The ESG Agenda and Insurance: Regulatory Developments, Goals and Limitations

IIS Executive Insights Regulation Expert: William Marcoux, WCM Advisory LLC
 

Environmental, social, and governance (ESG) issues are among the hottest topics in our industry today.  The ESG agenda is important for all enterprises, but it has unique relevance for the insurance industry.  

ESG issues go to the core of the industry’s value proposition. Insurers also have a unique multifaceted engagement with ESG issues given their role as risk financing/risk assessment experts, institutional investors, and operating companies, often with a significant global workforce and network of professional partners and customers.

The ESG agenda can drive business opportunities, enhance (or diminish) the reputation of insurers, affect balance sheet performance, and impact insurers’ relationships with policyholders, shareholders, employees (including talent recruitment), and the communities in which they operate.

In two recent International Insurance Society (IIS) Insights articles—“Embracing Today’s Opportunityand "Unlocking Tomorrows Opportunities"—Joan Lamm-Tennant discussed the value of incorporating ESG principles into the operations and governance of insurers. She provided cogent examples of how focusing on ESG goals can enhance a company’s economic performance and business prospects.

I agree with the author and know that many major insurers are now engaged in developing, establishing, enhancing, and deploying their ESG principles and goals. This is not an easy task and I think it is fair to say that wherever one is on the ESG development curve it is a fluid situation, and everyone is exploring what is best for their company.

As the author notes in “Unlocking Tomorrow’s Opportunities” motivation to incorporate ESG principles into a company is driven by many factors, including investor demands, rating agency actions, pressure from policyholders, employees, public relations, and reputational concerns.

One must add to the list of ESG drivers the growing number of regulatory and quasi-regulatory initiatives that have evolved over the past four to five years.
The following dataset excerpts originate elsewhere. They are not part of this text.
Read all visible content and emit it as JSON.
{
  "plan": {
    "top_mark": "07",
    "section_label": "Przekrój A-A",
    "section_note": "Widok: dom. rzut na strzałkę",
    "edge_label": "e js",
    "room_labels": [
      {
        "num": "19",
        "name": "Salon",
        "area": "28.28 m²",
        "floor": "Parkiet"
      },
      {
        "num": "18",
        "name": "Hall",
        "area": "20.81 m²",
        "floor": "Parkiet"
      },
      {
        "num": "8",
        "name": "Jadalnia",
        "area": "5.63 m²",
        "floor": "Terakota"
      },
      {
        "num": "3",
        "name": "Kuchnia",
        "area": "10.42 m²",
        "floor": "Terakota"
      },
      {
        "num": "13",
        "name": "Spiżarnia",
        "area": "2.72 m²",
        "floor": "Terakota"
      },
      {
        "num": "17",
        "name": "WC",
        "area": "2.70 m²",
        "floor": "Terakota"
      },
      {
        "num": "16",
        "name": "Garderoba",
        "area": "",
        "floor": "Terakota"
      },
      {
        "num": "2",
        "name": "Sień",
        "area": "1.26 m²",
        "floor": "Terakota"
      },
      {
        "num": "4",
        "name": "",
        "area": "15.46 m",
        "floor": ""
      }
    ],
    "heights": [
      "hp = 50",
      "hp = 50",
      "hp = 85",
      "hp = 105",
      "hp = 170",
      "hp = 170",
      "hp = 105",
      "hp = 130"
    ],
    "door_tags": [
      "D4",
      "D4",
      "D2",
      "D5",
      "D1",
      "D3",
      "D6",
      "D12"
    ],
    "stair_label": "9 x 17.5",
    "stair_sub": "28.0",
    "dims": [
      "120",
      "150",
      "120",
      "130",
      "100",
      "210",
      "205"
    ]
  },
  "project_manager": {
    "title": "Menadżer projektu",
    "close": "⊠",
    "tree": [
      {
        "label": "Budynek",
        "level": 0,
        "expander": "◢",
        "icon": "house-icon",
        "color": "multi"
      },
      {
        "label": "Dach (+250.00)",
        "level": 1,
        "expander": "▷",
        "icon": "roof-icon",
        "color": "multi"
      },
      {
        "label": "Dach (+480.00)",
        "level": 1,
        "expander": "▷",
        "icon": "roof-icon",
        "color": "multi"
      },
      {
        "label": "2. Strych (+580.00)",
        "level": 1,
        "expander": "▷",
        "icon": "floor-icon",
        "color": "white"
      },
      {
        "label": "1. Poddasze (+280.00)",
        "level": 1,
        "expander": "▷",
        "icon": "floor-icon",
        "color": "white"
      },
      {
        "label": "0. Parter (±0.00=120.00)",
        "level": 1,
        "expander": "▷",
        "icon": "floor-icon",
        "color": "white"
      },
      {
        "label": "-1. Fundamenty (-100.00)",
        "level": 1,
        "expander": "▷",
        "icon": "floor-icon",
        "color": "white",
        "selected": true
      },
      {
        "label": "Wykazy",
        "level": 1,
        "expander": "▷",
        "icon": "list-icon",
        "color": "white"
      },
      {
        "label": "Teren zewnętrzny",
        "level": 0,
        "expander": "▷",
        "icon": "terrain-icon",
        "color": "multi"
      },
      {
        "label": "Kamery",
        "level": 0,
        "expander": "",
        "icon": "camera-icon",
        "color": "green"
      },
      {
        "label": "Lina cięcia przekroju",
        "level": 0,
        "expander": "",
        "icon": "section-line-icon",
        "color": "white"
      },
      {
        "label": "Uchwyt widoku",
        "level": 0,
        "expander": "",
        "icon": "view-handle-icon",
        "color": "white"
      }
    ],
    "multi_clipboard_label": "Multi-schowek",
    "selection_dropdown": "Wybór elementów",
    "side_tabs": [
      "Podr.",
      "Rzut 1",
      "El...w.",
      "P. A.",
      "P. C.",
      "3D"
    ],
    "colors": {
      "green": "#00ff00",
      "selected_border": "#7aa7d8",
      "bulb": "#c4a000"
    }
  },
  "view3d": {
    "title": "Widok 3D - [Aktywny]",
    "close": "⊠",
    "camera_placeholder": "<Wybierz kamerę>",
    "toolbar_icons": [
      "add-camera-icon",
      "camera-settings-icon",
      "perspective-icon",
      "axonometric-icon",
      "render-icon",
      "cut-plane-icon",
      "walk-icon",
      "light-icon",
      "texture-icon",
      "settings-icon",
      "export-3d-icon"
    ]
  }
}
These initiatives have accelerated markedly over the past year alone, with a proliferation of reporting requirements, stress testing, and other regulatory requirements around ESG issues. Developments in early 2021 demonstrate that this pace of change will not abate.

As a result, in addition to developing their own ESG goals, it is imperative that insurers engage with regulators on this topic. There is much that can be done to promote coordination and harmonization of regulatory requirements in this area. Careful consideration of goals and methods for achieving them will enhance the efficiency and effectiveness of ESG regulatory initiatives.

Furthermore, all must consider the lessons learned about the ability to fashion global rules for an industry that operates under a range of very different regulatory regimes and serves markets with different policyholder needs and economic prospects.

This paper notes a few of the many recent regulatory and policy developments surrounding ESG and the insurance industry and discusses some of the key opportunities they present for both regulators and the industry.
 

ESG and Insurance

The insurance industry is a relatively latecomer to the ESG agenda. While some major insurers (primarily European) were early supporters, it is only in the past few years that the topic has  gained real traction within the insurance sector.  Indeed, just in in the past 12 months, insurance industry engagement on ESG issues has skyrocketed, particularly within the United States.

ESG principles and goals, however, have been around for decades, though, with leading voices coming from the asset management industry. In many countries, business enterprises have long had a legal duty of care to employees, customers, communities, and society at large. In contrast, generally well-established U.S. corporate law provides that a company’s duty is to maximize value for its shareholders. (The important debate over short-term versus long-term shareholder value and the role that ESG factors have in increasing shareholder value are beyond the scope of this article.)
 

Regulatory Developments

Insurance regulatory efforts around ESG issues have evolved dramatically over the past few years.

A few selected events provide a snapshot history of the ESG agenda for the insurance sector:

  • 2006—The National Association of Insurance Commissioners (NAIC) forms the Climate Change and Global Warming Task Force.
  • 2010—The NAIC Climate Risk Disclosure Survey is adopted. (It is currently mandated in a few states, including California and New York.)
  • 2012—The United Nations Environment Programme (UNEP) Principles for Sustainable Insurance (PSI) is adopted and launched at the IIS Global Insurance Forum.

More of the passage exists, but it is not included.